The point was aggression, and to that end the band brought back Tommy Ramone and Ed Stasium. They frontloaded the record with the harder stuff, leading off with the taunting “Mama’s Boy.” A rare Johnny/Dee Dee/Tommy co-write, it’s a hard rock/psychobilly meld with Joey at his lowest register — too low, in fact, for the couplet “everyone’s a secret nerd/everyone’s a closet lame” to become an underground motto. Johnny gets a whopping four songwriting credits on the first half. One’s a 55-second instrumental (“Durango 95″); another is “Wart Hog,” a Dee Dee showcase and legit hardcore track that became a live fixture. One wonders what a solo Dee Dee would’ve sounded like as a hXc elder statesman, rather than the joke MC he dressed up as for a time. In his hands, the “wart hog/war!” refrain becomes pure sound, a bileful and joyous thing. (He still ends up railing about “junkies and fags”; whether he’s being sardonic or just baiting is immaterial.) Joey gets the next hardcore cut, “Danger Zone,” wherein he largely abandons melody for a monosyllabic assault. Still, with “New York City is a real cool town/Society really brings me down,” it boasts the worst opening of any Ramones song ever. After so much time away, it was clear that Tommy was brought back for the sound, not the vision. The boys figured they had that covered — every song was written by a Ramone, even though they had a gutter-punk version of “Street Fighting Man” in the can and a Richie song on the album.

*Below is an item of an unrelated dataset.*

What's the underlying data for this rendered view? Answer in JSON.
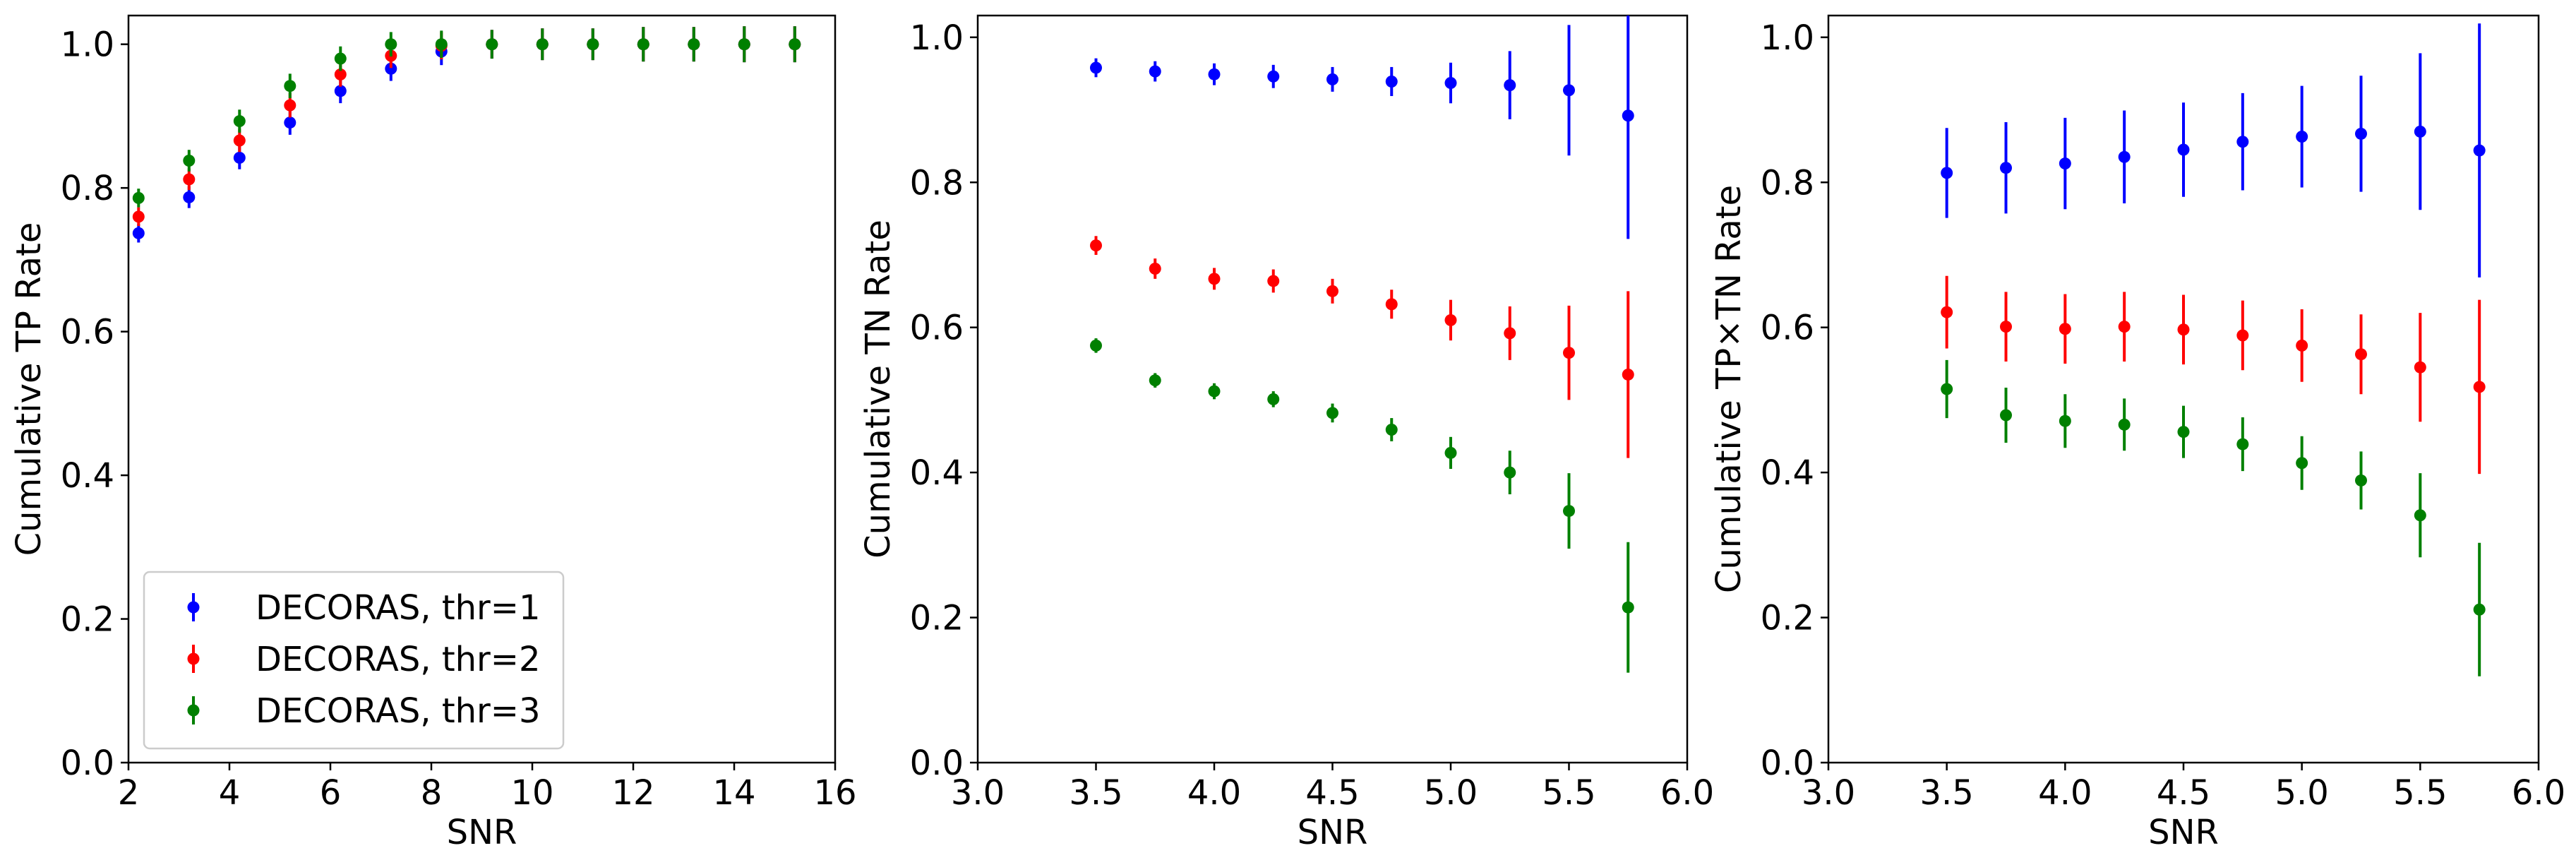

Ultimately, Too Tough To Die is a typical post-Tommy effort: everything is tried, but commercially, nothing stuck. There’s rock ‘n’ roll, rockabilly, synthrock, hardcore — even a fantastically crusty “Endless Vacation,” written and sung by Dee Dee. Thematically, the band foreswore romance, which is a kind of progression; in its place were paisley political sentiment and harrowing survivors’ tales. Not that either was insincere: Joey was a frequent activist, turning up on Little Steven Van Zandt’s protest jam “Sun City” the year after Too Tough; the year before, Johnny fractured his skull in a street fight with another musician. A smart PR team could’ve put either to work, but it’s likely the severely image-conscious Johnny would’ve squashed both. Too Tough To Die is a fine record, putting all the band’s facets on display. As always, though, it wasn’t enough.